Poor succession planning inevitably creates a leadership vacuum at both governing body and executive management level resulting in a loss of the longer term strategic focus. The impacts of this uncertainty can be dire, says Richard Foster, facilitator at the Institute of Directors in Southern Africa (IoDSA).

Impacts can include a loss of performance delivery influenced by such factors as possible churn at the senior management level, the loss of market share to more focused competitors, severe reputational damage and erosion of investor and other key stakeholder confidence in both the governing body and senior management alike.

“Because good governance relies on effective leadership, succession planning receives significant focus in King IV. In addition, its five sector supplements deal with the specific issues relating to succession planning in different contexts,” Foster notes.

The position is particularly complex when it comes to state-owned entities (SOEs) because certain appointments like the CEO and governing-body chair are typically mandated in legislation or founding documents. The shareholder thus plays a key role, and the process is not as easily aligned with what is considered governance best practice, he says. A similar situation exists in local government.

One mark of the difficulties of proper succession planning at SOEs is the reliance on interim appointments.
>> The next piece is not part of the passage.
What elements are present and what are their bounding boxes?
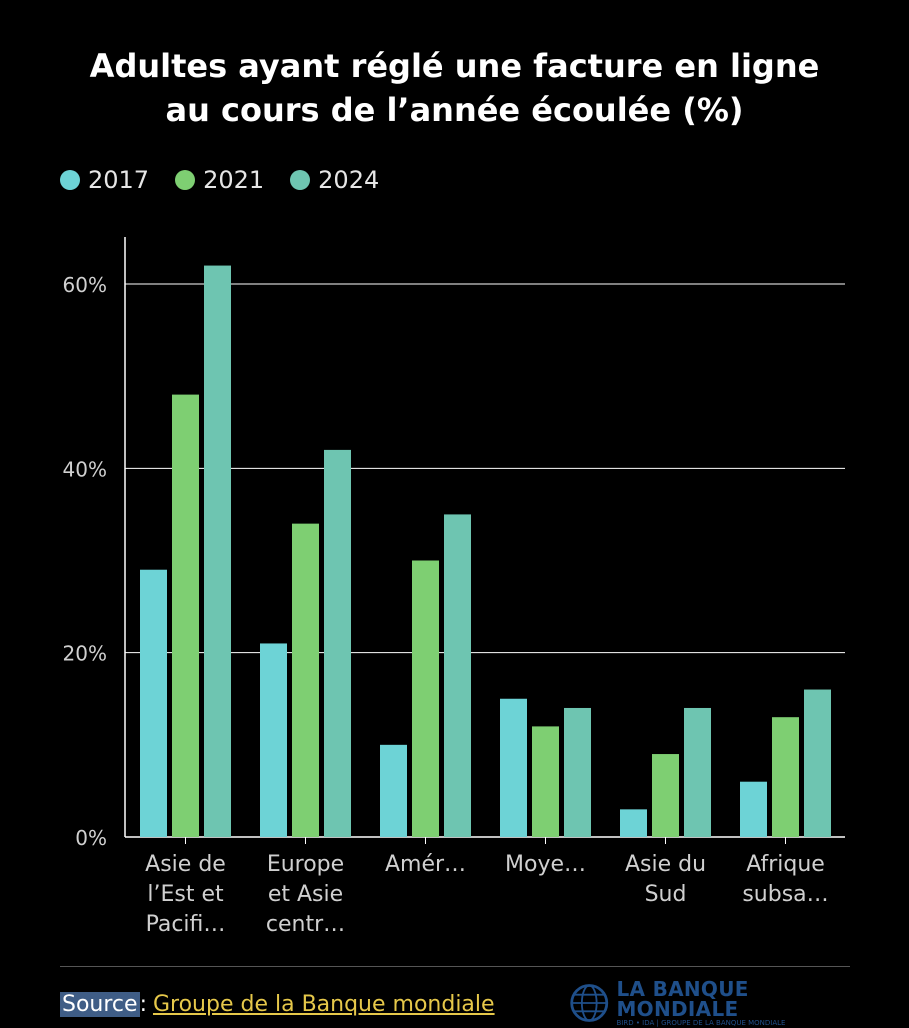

However, they inevitably create uncertainty unless they are well thought-through and the process is properly communicated to stakeholders.

“One of the governing body’s primary functions is to create and oversee the implementation of strategy, implying a three-to-five-year, or even longer timeline. Interim appointments, by contrast, tend to be operationally focused pending a permanent appointment,” he says.

King IV recommends that governing bodies should ensure succession plans exist for their own members, as well as for the CEO and executive management team. However, because succession planning is intimately connected with the appointment of these senior office-bearers, succession planning for SOEs is, as previously mentioned, more complex and challenging.

Typically, the shareholder/executive authority (ultimately the government) has the power (or obligation) to appoint the chair and/or the CEO and/or other governing-body members. In its SOE Sector Supplement, King IV recommends that these appointments should be accomplished via a robust and transparent process that involves the governing body (the accounting authority) as much as possible to give effect to the aspirations of the relevant principle.

“The processes for appointing CEOs or chairs at certain SOEs is sometimes questioned. The damage caused by unsuitable appointments is now plain, and both the organisations and the economy as a whole are affected,” he says.

To align succession planning in SOEs better with governance best practice, the King IV SOE Sector Supplement recommends that the CEO’s letter of appointment should clearly state that the CEO is accountable to the governing body (rather than the executive authority i.e. shareholder), that the governing body and CEO jointly agree on how the CEO’s performance should be measured, and that the governing body has the primary responsibility for firing the CEO.

“It is encouraging that Government seems to have now recognised that good corporate governance requires ethical and effective leadership, and that increased focus appears to have been placed on the succession planning and attendant appointment process,” Foster concludes. “The consequences of not following the recommended practices of good governance are now plain to see.”